Friday, September 2, 2022

Implemented LED panels plus added diagnostic output pins to debug FPGA

512 LED ARRAYS, TWO AT 16x16, SET UP TO OUTPUT INTERNAL SIGNALS

Due to the error in the design of the leveraged logic for driving the panels, I am only using 510 of the 512 pixels. I hooked up just about every signal in the design that might make sense to observe statically or at slow speed and still had plenty of capacity.

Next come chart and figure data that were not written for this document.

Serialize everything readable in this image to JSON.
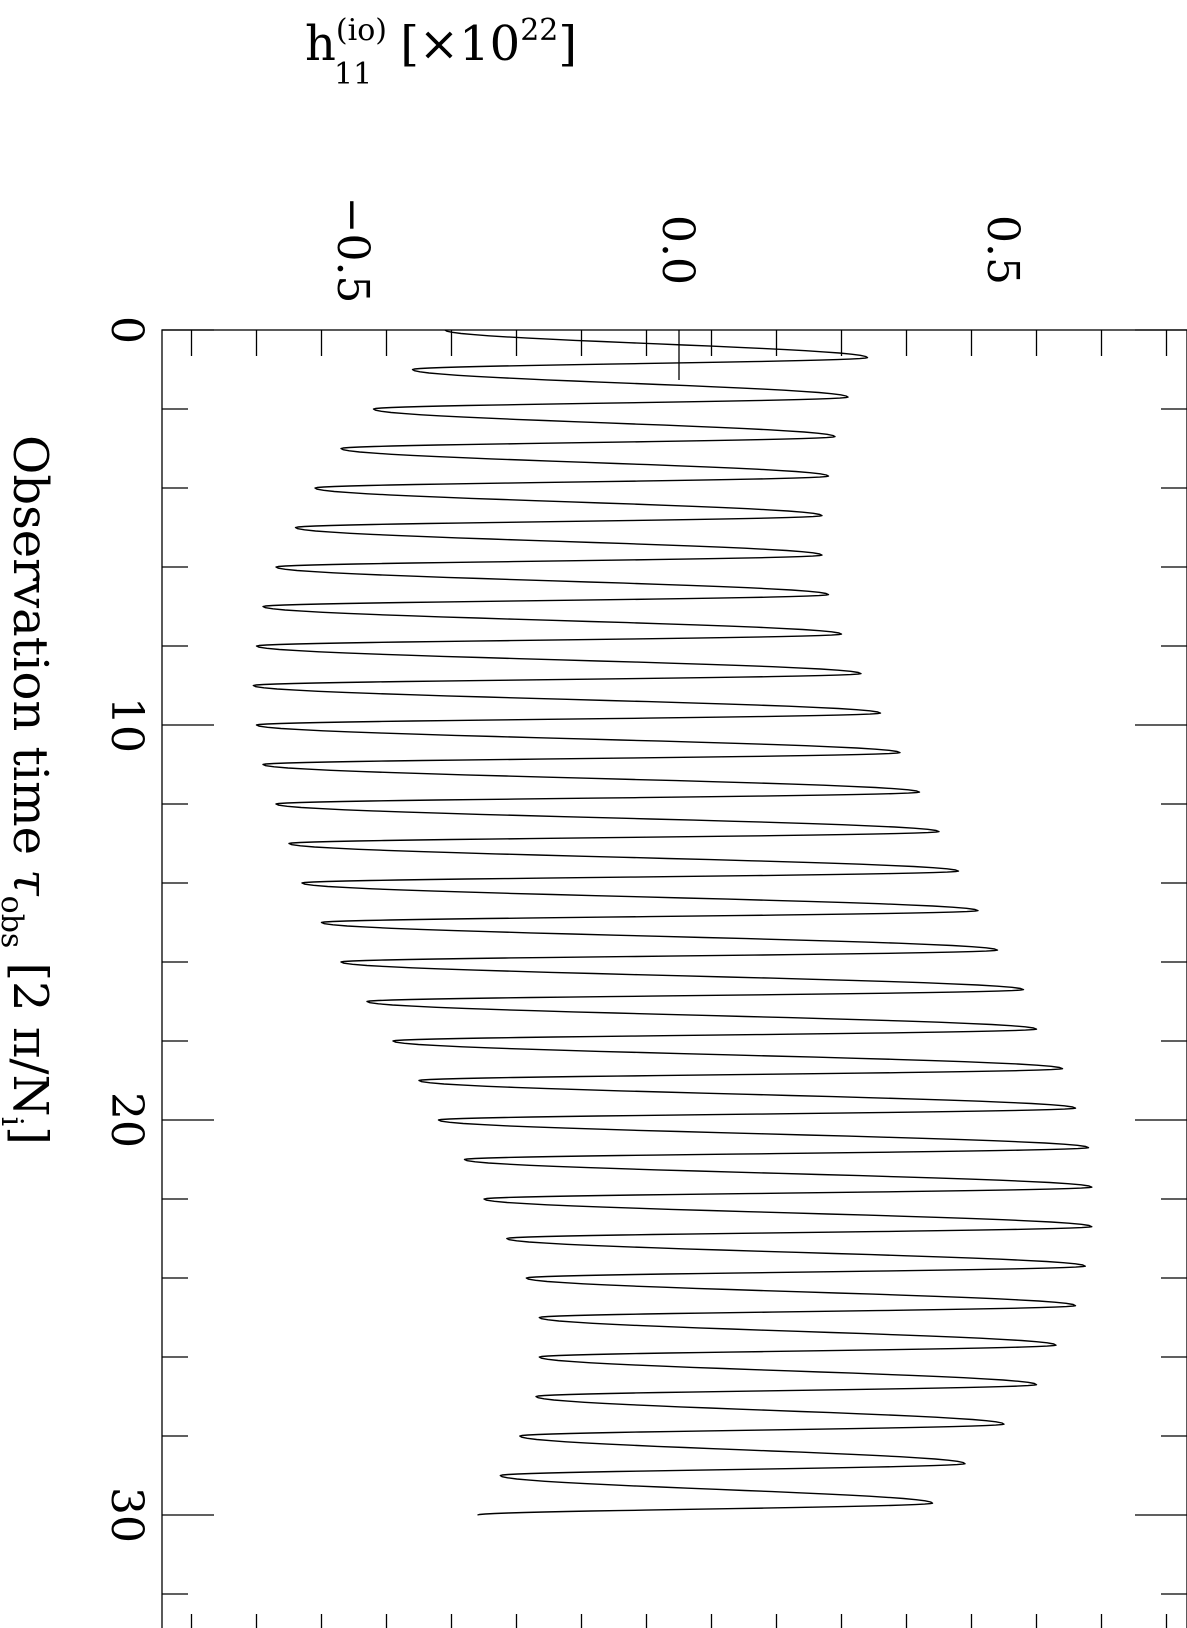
{
  "chart_data": {
    "type": "line",
    "orientation": "rotated-90-clockwise",
    "xlabel": "Observation time",
    "xlabel_symbol": "τ",
    "xlabel_symbol_sub": "obs",
    "xlabel_units": "[2 π/N",
    "xlabel_units_sub": "i",
    "xlabel_units_close": "]",
    "ylabel_base": "h",
    "ylabel_sup": "(io)",
    "ylabel_sub": "11",
    "ylabel_scale": "[×10",
    "ylabel_scale_sup": "22",
    "ylabel_scale_close": "]",
    "xlim": [
      0,
      32.5
    ],
    "ylim": [
      -0.78,
      0.78
    ],
    "x_ticks": [
      "0",
      "10",
      "20",
      "30"
    ],
    "y_ticks": [
      "−0.5",
      "0.0",
      "0.5"
    ],
    "x_tick_values": [
      0,
      10,
      20,
      30
    ],
    "y_tick_values": [
      -0.5,
      0.0,
      0.5
    ],
    "grid": false,
    "series": [
      {
        "x": [
          0.0,
          0.7,
          1.0,
          1.7,
          2.0,
          2.7,
          3.0,
          3.7,
          4.0,
          4.7,
          5.0,
          5.7,
          6.0,
          6.7,
          7.0,
          7.7,
          8.0,
          8.7,
          9.0,
          9.7,
          10.0,
          10.7,
          11.0,
          11.7,
          12.0,
          12.7,
          13.0,
          13.7,
          14.0,
          14.7,
          15.0,
          15.7,
          16.0,
          16.7,
          17.0,
          17.7,
          18.0,
          18.7,
          19.0,
          19.7,
          20.0,
          20.7,
          21.0,
          21.7,
          22.0,
          22.7,
          23.0,
          23.7,
          24.0,
          24.7,
          25.0,
          25.7,
          26.0,
          26.7,
          27.0,
          27.7,
          28.0,
          28.7,
          29.0,
          29.7,
          30.0
        ],
        "y": [
          -0.36,
          0.29,
          -0.41,
          0.26,
          -0.47,
          0.24,
          -0.52,
          0.23,
          -0.56,
          0.22,
          -0.59,
          0.22,
          -0.62,
          0.23,
          -0.64,
          0.25,
          -0.65,
          0.28,
          -0.655,
          0.31,
          -0.65,
          0.34,
          -0.64,
          0.37,
          -0.62,
          0.4,
          -0.6,
          0.43,
          -0.58,
          0.46,
          -0.55,
          0.49,
          -0.52,
          0.53,
          -0.48,
          0.55,
          -0.44,
          0.59,
          -0.4,
          0.61,
          -0.37,
          0.63,
          -0.33,
          0.635,
          -0.3,
          0.635,
          -0.265,
          0.625,
          -0.235,
          0.61,
          -0.215,
          0.58,
          -0.215,
          0.55,
          -0.22,
          0.5,
          -0.245,
          0.44,
          -0.275,
          0.39,
          -0.31
        ]
      }
    ]
  }
}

I chose to set up the second panel of 256 with a light for each of the 203 cylinder locations, plus lights for the head selected and which of the four sectors is active. 

ADDITIONAL OUTPUT PINS ON PMOD CONNECTORS PUT INTO SERVICE

I knew that some of the pins on the PMOD connectors of the ARTY FPGA board were shared with the other input-output connectors I was already using, but upon close inspection I found that 16 signals, those on the A and B PMODS, were not shared and thus available for additional diagnostic outputs.

These are appropriate for timing or short activation detections where the LEDs are not suitable. I brought out the logic clock as well which will allow me to hook up a logic analyzer if I need to see the interplay of many signals at the same time. 

FUTURE POSSIBILITIES WITH LEARNING CURVE BUT MORE POWER

The Vivado toolchain includes some powerful tools to let me inspect and even inject signals without having to pre-select external connectors for this purpose. These are the Integrated Logic Analyzer (ILA) and Virtual IO (VIO) functionality that I can add into my design. ILA is what it sounds like, a logic analyzer with rich trigger conditions that I could use to follow signals from my PC over the USB cable to the board. VIO lets me see virtual pins and inject signals to drive my design. 

It takes hardware resources to implement these, the more signals you set up for potential connection, the more of the board is consumed. I don't have any idea whether my entire Virtual 2315 logic could coexist with ILA or VIO or both on the Spartan 7 version on my board. The more powerful factor holding me back is the time it takes to learn how to use each of these, time taken away from the project if I could otherwise finish debugging without these tools.